Ironisnya, Mawar adalah seorang difabel (tuna) rungu.
Awalnya ia memeriksakan kesehatan pendengaran dan kandungan di Puskesmas
Kassi-kassi kemudian dirujuk ke RS Mitra Husana Makassar berdasarkan rujukan
layanan P2TP2A. Ternyata, biaya pemeriksaan tidak ditanggung BPJS Kesehatan
meski sudah menunjukkan Kartu Indonesia Sehat (KIS).

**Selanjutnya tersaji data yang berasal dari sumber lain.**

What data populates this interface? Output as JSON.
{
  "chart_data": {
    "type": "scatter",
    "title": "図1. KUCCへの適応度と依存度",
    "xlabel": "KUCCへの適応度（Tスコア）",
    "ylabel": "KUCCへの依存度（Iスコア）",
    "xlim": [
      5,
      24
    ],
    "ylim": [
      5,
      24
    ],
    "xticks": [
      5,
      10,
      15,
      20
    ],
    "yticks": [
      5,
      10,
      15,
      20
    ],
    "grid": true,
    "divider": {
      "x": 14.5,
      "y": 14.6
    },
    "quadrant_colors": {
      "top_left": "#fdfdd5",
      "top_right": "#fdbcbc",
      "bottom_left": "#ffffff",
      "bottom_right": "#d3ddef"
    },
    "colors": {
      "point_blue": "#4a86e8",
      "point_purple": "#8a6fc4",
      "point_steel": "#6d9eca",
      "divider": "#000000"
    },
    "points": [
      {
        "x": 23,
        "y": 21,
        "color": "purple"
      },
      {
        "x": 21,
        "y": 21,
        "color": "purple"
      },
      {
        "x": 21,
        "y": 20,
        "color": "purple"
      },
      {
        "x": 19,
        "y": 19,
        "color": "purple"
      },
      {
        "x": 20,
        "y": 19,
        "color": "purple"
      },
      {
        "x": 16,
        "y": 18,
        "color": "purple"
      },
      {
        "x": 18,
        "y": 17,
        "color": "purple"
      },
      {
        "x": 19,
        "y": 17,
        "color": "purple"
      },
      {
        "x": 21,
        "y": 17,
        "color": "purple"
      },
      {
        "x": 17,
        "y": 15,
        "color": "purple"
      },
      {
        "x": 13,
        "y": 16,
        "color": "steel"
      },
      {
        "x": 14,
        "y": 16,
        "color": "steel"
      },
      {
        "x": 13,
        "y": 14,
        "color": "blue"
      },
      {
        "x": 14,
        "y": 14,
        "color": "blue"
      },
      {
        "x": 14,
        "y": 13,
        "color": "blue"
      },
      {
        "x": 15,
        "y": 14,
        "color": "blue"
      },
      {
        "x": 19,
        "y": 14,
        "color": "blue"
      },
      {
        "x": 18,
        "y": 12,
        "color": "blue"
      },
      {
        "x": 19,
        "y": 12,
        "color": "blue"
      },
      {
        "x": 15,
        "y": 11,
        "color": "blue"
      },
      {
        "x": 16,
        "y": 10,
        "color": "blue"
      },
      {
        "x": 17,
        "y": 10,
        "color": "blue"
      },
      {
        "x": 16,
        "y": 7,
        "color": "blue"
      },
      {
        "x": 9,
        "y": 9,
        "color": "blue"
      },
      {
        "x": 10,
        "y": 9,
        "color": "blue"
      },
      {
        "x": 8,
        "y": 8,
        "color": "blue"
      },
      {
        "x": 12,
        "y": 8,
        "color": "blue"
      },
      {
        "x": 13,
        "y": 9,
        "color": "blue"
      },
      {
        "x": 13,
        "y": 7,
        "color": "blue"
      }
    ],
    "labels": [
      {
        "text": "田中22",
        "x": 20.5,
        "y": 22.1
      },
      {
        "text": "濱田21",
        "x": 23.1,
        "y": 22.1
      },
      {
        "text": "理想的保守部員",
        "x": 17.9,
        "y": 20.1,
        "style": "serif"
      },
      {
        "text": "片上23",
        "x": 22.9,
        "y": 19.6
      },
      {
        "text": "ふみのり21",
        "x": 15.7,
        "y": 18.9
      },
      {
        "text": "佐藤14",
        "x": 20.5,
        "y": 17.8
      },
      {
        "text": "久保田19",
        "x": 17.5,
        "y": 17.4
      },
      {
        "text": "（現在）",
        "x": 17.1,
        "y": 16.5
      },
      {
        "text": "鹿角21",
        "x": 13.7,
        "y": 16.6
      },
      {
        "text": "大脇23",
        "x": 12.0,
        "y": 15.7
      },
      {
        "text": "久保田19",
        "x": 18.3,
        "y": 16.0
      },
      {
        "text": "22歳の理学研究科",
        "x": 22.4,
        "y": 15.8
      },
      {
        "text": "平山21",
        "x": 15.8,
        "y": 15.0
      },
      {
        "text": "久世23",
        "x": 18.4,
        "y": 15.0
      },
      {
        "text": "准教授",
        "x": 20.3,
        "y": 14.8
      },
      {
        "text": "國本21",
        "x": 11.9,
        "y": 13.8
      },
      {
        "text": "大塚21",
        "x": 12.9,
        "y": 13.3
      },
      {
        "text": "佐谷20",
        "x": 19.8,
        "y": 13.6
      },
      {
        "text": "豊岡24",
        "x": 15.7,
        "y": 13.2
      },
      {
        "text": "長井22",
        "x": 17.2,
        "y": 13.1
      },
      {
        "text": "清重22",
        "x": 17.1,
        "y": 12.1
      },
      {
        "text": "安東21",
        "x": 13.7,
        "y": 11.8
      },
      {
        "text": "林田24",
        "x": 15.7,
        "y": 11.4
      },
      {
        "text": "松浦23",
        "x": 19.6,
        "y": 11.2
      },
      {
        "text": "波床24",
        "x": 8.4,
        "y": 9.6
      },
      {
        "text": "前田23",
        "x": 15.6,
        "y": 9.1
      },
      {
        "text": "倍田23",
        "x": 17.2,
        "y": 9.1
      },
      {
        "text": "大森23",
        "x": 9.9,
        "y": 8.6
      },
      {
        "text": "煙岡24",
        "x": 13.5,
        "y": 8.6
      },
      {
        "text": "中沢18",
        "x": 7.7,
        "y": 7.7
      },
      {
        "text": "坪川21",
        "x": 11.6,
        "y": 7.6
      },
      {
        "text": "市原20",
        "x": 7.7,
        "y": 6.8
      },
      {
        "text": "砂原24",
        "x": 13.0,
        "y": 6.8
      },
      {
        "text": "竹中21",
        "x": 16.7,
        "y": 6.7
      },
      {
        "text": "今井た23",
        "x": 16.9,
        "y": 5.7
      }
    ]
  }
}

"Anak saya sudah jadi korban perkosaan dan kami orang
miskin, masih juga dibebani biaya pemeriksaan kesehatan," kata sang ibu
yang enggan disebutkan namanya dalam rilis yang disebar PerDIK Sulsel, Sabtu
(12/1/2019).
Dari informasi yang diterima PerDIK Sulsel, besaran biaya
pemeriksaan yang diminta oleh pihak RS Mitra Husada yakni Obgin Rp 600.000 dan pemeriksaan
pendengaran senilai Rp 275.000.
Siti Fauziah, mewakili manajemen RS Mitra Husada Makassar,
menyampaikan bahwa pihak rumah sakit tetap akan mengenakan biaya pemeriksaan
dan pengobatan terhadap pasien rujukan yang merupakan korban perkosaan maupun
korban tindak kriminal lainnya. Itu karena BPJS tidak menanggung klaim
pembayaran pasien dengam kategori tersebut.

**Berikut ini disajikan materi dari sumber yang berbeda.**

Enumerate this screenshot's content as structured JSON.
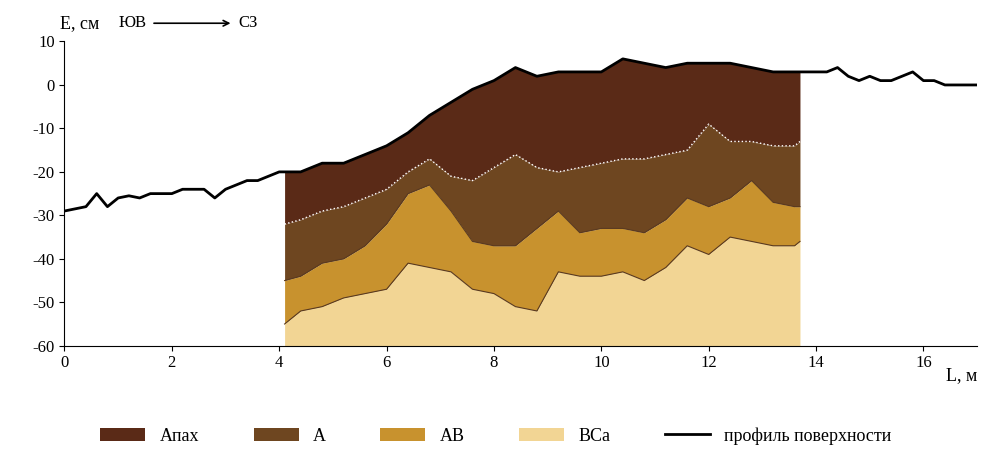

Siti Fauziah menjelaskan bahwa meskipun keluarga korban
mengantongi kartu KIS/BPJS, namun jika merujuk ke Peraturan Presiden Nomor 82
tahun 2018 tertanggal 18 September 2018 (tentang jaminan Kesehatan), maka
pihaknya tetap akan membebankan biaya terhadap pasien.
Perpres ini menyebutkan bahwa pelayanan kesehatan akibat
tindak pidana penganiayaan, kekerasan seksual, korban terorisme dan tindak
pidana perdagangan orang sesuai dengan ketentuan perundang undangan merupakan
jenis manfaat yang tidak dijamin oleh BPJS (pasal 52).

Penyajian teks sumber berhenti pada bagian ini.